I have the following code and I would like to save the value of idx to use afterwards.
program use_value_allocatable
implicit none
integer :: i, ii
integer, dimension(3) :: array_save
character(1), dimension(3) :: array_char_ref = (/'a','b','c'/), array_char_1 = (/'c','a','b'/)
integer, allocatable :: idx(:)
array_save = 0
do i = 1, 3
idx = pack([(ii,ii=1,3)], array_char_ref == array_char_1(i) )
print*, 'i=', i, ', idx=', idx, ', array_save(i) =', array_save(i)
!!$ array_save(i) = idx
deallocate(idx)
end do
end program use_value_allocatable
Having array_save(i) = idx in the code leads to an error as follows:
Error: Incompatible ranks 0 and 1 in assignment at (1)
So, I can conclude that I cannot use the value of an allocatable variable (here idx). How I can circumvent this problem?

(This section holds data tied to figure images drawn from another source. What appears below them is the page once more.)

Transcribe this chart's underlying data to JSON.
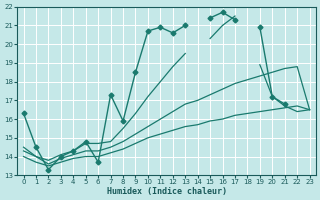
{
  "xlabel": "Humidex (Indice chaleur)",
  "bg_color": "#c5e8e8",
  "grid_color": "#ffffff",
  "line_color": "#1a7a6e",
  "xlim": [
    -0.5,
    23.5
  ],
  "ylim": [
    13,
    22
  ],
  "yticks": [
    13,
    14,
    15,
    16,
    17,
    18,
    19,
    20,
    21,
    22
  ],
  "xticks": [
    0,
    1,
    2,
    3,
    4,
    5,
    6,
    7,
    8,
    9,
    10,
    11,
    12,
    13,
    14,
    15,
    16,
    17,
    18,
    19,
    20,
    21,
    22,
    23
  ],
  "lines": [
    {
      "x": [
        0,
        1,
        2,
        3,
        4,
        5,
        6,
        7,
        8,
        9,
        10,
        11,
        12,
        13,
        15,
        16,
        17,
        19,
        20,
        21
      ],
      "y": [
        16.3,
        14.5,
        13.3,
        14.0,
        14.3,
        14.8,
        13.7,
        17.3,
        15.9,
        18.5,
        20.7,
        20.9,
        20.6,
        21.0,
        21.4,
        21.7,
        21.3,
        20.9,
        17.2,
        16.8
      ],
      "segments": [
        {
          "x": [
            0,
            1,
            2,
            3,
            4,
            5,
            6,
            7,
            8,
            9,
            10,
            11,
            12,
            13
          ],
          "y": [
            16.3,
            14.5,
            13.3,
            14.0,
            14.3,
            14.8,
            13.7,
            17.3,
            15.9,
            18.5,
            20.7,
            20.9,
            20.6,
            21.0
          ]
        },
        {
          "x": [
            15,
            16,
            17
          ],
          "y": [
            21.4,
            21.7,
            21.3
          ]
        },
        {
          "x": [
            19,
            20,
            21
          ],
          "y": [
            20.9,
            17.2,
            16.8
          ]
        }
      ],
      "marker": "D",
      "marker_size": 2.5,
      "linewidth": 1.0
    },
    {
      "x": [
        0,
        1,
        2,
        3,
        4,
        5,
        6,
        7,
        8,
        9,
        10,
        11,
        12,
        13,
        14,
        15,
        16,
        17,
        18,
        19,
        20,
        21,
        22,
        23
      ],
      "y": [
        14.0,
        13.7,
        13.5,
        13.7,
        13.9,
        14.0,
        14.0,
        14.2,
        14.4,
        14.7,
        15.0,
        15.2,
        15.4,
        15.6,
        15.7,
        15.9,
        16.0,
        16.2,
        16.3,
        16.4,
        16.5,
        16.6,
        16.7,
        16.5
      ],
      "linewidth": 0.9
    },
    {
      "x": [
        0,
        1,
        2,
        3,
        4,
        5,
        6,
        7,
        8,
        9,
        10,
        11,
        12,
        13,
        15,
        16,
        17,
        19,
        20,
        21,
        22,
        23
      ],
      "y": [
        14.5,
        14.0,
        13.8,
        14.1,
        14.3,
        14.7,
        14.7,
        14.8,
        15.5,
        16.3,
        17.2,
        18.0,
        18.8,
        19.5,
        20.3,
        21.0,
        21.5,
        18.9,
        17.2,
        16.7,
        16.4,
        16.5
      ],
      "segments": [
        {
          "x": [
            0,
            1,
            2,
            3,
            4,
            5,
            6,
            7,
            8,
            9,
            10,
            11,
            12,
            13
          ],
          "y": [
            14.5,
            14.0,
            13.8,
            14.1,
            14.3,
            14.7,
            14.7,
            14.8,
            15.5,
            16.3,
            17.2,
            18.0,
            18.8,
            19.5
          ]
        },
        {
          "x": [
            15,
            16,
            17
          ],
          "y": [
            20.3,
            21.0,
            21.5
          ]
        },
        {
          "x": [
            19,
            20,
            21,
            22,
            23
          ],
          "y": [
            18.9,
            17.2,
            16.7,
            16.4,
            16.5
          ]
        }
      ],
      "linewidth": 0.9
    },
    {
      "x": [
        0,
        1,
        2,
        3,
        4,
        5,
        6,
        7,
        8,
        9,
        10,
        11,
        12,
        13,
        14,
        15,
        16,
        17,
        18,
        19,
        20,
        21,
        22,
        23
      ],
      "y": [
        14.3,
        14.0,
        13.6,
        13.9,
        14.1,
        14.3,
        14.3,
        14.5,
        14.8,
        15.2,
        15.6,
        16.0,
        16.4,
        16.8,
        17.0,
        17.3,
        17.6,
        17.9,
        18.1,
        18.3,
        18.5,
        18.7,
        18.8,
        16.5
      ],
      "linewidth": 0.9
    }
  ]
}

P.S.: in this example I assume that idx will always be an integer of dimension 1
As you say, "idx will always be an integer of dimension 1", so you just need
array_save(i) = idx(1)
i.e. you need to store the first (and only) element of idx in array_save(i), rather than the whole array.
A side note: you do not need the line deallocate(idx). idx will be implicitly re-allocated by the line idx = ..., and will be automatically deallocated when it drops out of scope.